Fire up the grill for this flavorful salmon dinner! Sweet corn, peppers, and potatoes get a Creole spice boost.


Ingredients

Scale

For the salmon:

  • 6 skin-on center-cut salmon fillets (about 2 kg / 4.4 lb total)
  • 2 lemons, sliced
  • 1 tsp salt
  • 1/2 tsp freshly ground black pepper

For the vegetables:

  • 3 medium bell peppers (mixed colors), quartered and seeded
  • 3 medium potatoes, scrubbed and cut into 1/2-inch rounds
  • 3 ears corn, husked and halved
  • 2 tbsp olive oil or melted butter
  • 1 tsp Creole seasoning
  • 1/2 tsp salt
  • 1/4 tsp freshly ground black pepper
  • Juice of 1 lime, for finishing

Instructions

  1. Place each salmon fillet on a sheet of foil. Lay lemon slices over the top and sprinkle with salt and pepper. Wrap loosely and marinate in the refrigerator for 30 minutes.
  2. Heat the grill to medium-high. Oil the grates lightly to prevent sticking.
  3. Toss the peppers, potatoes, and corn with the olive oil (or butter), Creole seasoning, salt, and pepper until well coated.
  4. Place the potato rounds on the grill first — they take the longest. Grill for about 5 minutes per side, or until tender and well-marked.
  5. Add the corn to the grill. Cook, turning, for about 8–10 minutes total until lightly charred.
  6. Add the bell peppers.
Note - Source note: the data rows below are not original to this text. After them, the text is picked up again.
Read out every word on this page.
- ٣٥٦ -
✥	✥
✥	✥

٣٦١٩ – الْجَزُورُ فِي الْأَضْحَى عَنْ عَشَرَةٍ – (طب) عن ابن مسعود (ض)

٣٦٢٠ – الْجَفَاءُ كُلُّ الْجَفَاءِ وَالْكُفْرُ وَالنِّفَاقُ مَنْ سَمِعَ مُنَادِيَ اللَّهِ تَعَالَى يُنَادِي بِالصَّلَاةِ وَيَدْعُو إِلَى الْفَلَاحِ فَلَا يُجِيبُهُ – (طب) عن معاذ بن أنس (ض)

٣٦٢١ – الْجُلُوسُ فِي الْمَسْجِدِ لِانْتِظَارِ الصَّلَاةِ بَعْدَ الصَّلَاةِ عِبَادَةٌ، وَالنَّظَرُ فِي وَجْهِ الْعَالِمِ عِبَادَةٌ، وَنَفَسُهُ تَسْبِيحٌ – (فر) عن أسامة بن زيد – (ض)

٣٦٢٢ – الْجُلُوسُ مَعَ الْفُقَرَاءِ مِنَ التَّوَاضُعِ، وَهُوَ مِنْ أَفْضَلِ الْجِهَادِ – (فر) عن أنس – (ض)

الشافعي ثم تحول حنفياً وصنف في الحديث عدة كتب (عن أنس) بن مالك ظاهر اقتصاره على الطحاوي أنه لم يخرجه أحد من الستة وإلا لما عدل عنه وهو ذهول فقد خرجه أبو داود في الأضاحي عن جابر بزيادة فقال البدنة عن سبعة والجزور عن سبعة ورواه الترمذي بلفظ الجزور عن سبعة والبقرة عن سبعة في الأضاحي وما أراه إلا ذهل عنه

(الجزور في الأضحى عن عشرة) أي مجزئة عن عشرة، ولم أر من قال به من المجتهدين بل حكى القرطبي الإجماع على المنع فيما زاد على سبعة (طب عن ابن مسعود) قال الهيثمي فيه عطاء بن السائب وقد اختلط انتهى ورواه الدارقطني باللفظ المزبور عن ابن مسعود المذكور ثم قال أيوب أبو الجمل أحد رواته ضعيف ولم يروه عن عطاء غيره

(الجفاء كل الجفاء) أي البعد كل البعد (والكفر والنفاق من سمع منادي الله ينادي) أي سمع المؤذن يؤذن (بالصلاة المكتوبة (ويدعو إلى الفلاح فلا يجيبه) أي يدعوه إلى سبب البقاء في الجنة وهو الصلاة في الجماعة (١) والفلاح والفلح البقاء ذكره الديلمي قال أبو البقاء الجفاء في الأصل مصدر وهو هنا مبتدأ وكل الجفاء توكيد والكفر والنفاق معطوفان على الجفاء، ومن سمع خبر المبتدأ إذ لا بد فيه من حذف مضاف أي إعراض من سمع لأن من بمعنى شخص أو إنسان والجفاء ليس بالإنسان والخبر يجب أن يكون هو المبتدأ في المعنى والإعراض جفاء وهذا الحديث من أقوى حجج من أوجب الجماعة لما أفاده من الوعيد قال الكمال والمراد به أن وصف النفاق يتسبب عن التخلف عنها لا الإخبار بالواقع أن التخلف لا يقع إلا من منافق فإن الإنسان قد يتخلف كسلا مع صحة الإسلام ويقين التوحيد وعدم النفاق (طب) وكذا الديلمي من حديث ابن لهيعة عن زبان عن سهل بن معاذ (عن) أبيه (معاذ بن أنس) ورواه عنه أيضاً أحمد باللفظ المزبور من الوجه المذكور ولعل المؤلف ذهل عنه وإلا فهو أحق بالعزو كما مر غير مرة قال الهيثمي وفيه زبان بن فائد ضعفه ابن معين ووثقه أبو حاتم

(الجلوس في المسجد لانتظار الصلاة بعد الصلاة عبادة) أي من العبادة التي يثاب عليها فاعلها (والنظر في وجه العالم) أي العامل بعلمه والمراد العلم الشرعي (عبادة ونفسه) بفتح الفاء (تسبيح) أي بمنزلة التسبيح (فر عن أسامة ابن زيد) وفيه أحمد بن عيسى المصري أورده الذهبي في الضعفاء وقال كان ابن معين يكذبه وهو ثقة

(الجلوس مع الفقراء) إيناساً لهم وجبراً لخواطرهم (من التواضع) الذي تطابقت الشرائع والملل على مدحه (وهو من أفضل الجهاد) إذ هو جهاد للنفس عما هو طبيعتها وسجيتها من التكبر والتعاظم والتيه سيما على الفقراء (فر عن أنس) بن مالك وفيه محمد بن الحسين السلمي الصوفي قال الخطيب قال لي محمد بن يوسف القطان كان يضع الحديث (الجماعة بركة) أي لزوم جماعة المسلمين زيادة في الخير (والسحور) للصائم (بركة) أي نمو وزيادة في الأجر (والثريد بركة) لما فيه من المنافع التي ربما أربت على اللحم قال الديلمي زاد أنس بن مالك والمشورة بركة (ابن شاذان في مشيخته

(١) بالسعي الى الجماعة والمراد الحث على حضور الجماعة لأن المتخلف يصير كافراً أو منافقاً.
Cook for about 3–4 minutes per side until charred and tender.
  7. While the vegetables finish, remove the salmon from the foil and pat the flesh side dry. Place skin-side down on the grill. Cook for 4–5 minutes, then flip and cook another 3–4 minutes, until the fish is dark pink all the way through and flakes easily when pressed.
  8. Drizzle the vegetables with lime juice. Serve the salmon and vegetables together.

Notes

Put the potatoes on the grill first — they take about twice as long as the peppers. Toss all the vegetables well in oil before they go on; dry vegetables stick and scorch at the edges before they cook through. The salmon is done when it feels firm but not hard when you press the thickest part; it will continue cooking off the heat, so pull it a minute early if unsure.

  • Prep Time: 15 minutes
  • Cook Time: 20 minutes
  • Category: Main Course
  • Method: Grilling
  • Cuisine: American

Nutrition

  • Serving Size: 1 fillet
  • Calories: 450
  • Sugar: 5
  • Sodium: 400
  • Fat: 25
  • Saturated Fat: 5
  • Unsaturated Fat: 15
  • Carbohydrates: 20
  • Fiber: 4
  • Protein: 35
  • Cholesterol: 100

 

Frequently Asked Questions

How do I keep the salmon from sticking to the grill?

Make sure the grill grates are clean and very hot before placing the salmon skin-side down. Oiling the grates lightly with a paper towel dipped in vegetable oil also helps. Don’t move the fish until it releases on its own.

How long should I grill the salmon?

For center-cut fillets about 1 inch thick, grill skin-side down for 4 to 5 minutes, then flip and cook another 3 to 4 minutes. The fish is done when it flakes easily but still looks moist inside.

What is creole seasoning?

It’s a spice blend typically made with paprika, garlic powder, onion powder, cayenne, oregano, thyme, salt, and black pepper. Store-bought blends work well, or you can mix your own to control the heat level.